The client checks the content of the status znode to determine what has happened to the task. In this case, it has been successfully executed and the result is “done.” Tasks can of course be more sophisticated and even involve another distributed system. The bottom line here is that regardless of what the task actually is, the mechanism to execute it and convey the results through ZooKeeper is in essence the same.

Takeaway Messages

We have gone through a number of basic ZooKeeper concepts in this chapter. We have seen the basic functionality that ZooKeeper offers through its API and explored some important concepts about its architecture, like the use of quorums for replication. It is not important at this point to understand how the ZooKeeper replication protocol works, but it is important to understand the notion of quorums because you specify the number of servers when deploying ZooKeeper. Another important concept discussed here is sessions. Session semantics are critical for the ZooKeeper guarantees because they mostly refer to sessions.

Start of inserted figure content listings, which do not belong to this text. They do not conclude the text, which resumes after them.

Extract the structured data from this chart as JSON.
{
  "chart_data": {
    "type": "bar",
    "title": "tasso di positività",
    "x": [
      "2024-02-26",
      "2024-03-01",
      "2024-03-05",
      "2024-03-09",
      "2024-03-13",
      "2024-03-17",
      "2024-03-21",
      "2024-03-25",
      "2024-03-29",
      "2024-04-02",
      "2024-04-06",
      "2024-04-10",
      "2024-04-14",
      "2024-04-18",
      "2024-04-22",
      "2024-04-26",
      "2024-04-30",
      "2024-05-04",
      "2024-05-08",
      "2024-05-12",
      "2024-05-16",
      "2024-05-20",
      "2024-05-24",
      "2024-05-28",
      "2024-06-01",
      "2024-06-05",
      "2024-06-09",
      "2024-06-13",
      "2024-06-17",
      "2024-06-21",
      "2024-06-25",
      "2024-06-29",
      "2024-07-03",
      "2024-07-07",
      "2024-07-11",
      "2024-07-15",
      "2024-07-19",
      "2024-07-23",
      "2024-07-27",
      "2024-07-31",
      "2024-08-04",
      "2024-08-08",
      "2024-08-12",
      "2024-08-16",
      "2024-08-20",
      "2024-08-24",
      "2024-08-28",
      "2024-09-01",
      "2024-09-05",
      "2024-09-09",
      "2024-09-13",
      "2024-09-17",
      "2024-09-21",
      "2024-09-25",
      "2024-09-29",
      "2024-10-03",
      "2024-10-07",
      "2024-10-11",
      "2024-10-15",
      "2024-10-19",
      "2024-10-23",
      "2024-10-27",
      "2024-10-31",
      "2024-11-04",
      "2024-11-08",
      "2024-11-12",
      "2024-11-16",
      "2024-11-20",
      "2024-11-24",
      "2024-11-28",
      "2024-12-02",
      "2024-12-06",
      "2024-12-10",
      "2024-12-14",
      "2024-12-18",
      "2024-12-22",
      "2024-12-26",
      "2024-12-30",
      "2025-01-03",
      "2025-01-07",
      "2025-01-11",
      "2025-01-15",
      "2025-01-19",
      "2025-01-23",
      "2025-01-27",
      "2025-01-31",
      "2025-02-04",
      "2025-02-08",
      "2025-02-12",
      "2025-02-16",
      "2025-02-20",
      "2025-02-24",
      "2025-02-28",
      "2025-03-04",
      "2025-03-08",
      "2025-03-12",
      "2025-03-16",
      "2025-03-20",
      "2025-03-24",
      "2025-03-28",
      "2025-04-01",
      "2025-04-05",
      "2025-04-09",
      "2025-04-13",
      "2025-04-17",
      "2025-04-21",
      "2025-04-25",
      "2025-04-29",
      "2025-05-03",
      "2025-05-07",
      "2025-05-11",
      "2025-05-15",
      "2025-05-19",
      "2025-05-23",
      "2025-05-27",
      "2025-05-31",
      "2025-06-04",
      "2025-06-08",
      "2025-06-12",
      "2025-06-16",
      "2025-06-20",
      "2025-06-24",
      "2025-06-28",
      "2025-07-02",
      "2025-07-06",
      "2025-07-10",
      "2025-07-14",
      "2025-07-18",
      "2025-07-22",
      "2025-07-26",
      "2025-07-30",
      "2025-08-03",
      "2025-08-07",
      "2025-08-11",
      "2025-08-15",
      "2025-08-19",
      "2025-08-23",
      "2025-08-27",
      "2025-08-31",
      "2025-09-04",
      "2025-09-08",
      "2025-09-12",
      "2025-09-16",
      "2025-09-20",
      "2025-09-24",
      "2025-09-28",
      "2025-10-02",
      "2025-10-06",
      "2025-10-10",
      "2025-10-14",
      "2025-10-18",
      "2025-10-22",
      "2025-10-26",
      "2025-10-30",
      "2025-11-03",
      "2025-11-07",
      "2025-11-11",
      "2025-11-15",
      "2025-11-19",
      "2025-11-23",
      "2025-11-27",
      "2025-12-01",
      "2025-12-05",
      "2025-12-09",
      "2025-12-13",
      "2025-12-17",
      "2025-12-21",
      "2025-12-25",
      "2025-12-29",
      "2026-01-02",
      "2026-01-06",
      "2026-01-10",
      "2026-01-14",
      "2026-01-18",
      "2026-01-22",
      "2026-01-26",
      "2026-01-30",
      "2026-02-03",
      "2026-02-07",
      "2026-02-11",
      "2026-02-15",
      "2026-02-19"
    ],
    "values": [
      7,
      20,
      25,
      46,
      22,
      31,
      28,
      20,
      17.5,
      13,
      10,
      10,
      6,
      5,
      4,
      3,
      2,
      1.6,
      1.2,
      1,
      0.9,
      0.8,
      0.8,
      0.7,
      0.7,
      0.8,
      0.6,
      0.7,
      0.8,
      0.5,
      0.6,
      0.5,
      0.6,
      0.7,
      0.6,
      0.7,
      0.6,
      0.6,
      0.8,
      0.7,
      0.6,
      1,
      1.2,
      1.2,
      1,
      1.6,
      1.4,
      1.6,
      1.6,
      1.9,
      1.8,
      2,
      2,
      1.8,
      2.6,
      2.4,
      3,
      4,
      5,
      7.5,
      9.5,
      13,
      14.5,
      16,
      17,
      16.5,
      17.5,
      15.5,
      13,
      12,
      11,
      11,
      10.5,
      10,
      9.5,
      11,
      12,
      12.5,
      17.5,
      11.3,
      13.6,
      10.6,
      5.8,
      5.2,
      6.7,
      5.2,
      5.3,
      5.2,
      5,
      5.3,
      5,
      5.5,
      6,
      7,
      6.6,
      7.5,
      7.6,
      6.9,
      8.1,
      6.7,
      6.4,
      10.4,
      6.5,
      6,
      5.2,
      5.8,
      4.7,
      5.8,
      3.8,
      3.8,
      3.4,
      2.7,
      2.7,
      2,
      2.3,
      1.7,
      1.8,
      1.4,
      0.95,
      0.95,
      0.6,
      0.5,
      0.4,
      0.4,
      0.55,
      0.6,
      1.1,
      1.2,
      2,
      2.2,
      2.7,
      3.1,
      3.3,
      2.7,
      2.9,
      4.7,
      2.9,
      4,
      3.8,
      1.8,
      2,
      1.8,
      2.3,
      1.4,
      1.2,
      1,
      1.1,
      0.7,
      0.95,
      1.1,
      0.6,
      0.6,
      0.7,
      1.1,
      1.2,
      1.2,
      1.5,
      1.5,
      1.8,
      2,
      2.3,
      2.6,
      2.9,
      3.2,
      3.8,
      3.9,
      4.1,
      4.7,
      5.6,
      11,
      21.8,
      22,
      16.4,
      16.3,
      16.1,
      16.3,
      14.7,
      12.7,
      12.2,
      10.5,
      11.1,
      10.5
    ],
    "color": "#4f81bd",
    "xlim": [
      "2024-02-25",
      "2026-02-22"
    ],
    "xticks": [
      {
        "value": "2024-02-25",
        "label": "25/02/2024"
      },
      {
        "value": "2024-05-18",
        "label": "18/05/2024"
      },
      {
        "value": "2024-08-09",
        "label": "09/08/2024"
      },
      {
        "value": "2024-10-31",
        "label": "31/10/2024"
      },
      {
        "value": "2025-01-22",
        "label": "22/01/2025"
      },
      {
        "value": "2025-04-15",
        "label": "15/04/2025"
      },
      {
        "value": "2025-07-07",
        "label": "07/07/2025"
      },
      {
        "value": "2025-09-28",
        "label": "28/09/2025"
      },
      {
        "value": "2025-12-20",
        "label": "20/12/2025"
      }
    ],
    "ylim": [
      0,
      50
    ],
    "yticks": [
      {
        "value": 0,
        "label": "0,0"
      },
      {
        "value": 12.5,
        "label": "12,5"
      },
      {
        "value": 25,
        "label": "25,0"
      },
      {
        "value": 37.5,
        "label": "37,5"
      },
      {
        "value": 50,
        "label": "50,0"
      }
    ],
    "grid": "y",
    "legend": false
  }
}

To provide a preliminary understanding of how to work with ZooKeeper, we have used the zkCli tool to access a ZooKeeper server and execute requests against it. We have shown the main operations of the master-worker example executed with this tool. When implementing a real ZooKeeper application, you should not use this tool; it is there mostly for debugging and monitoring purposes. Instead, you’ll use one of the language bindings ZooKeeper offers. In the next chapters, we will be using Java to implement our examples.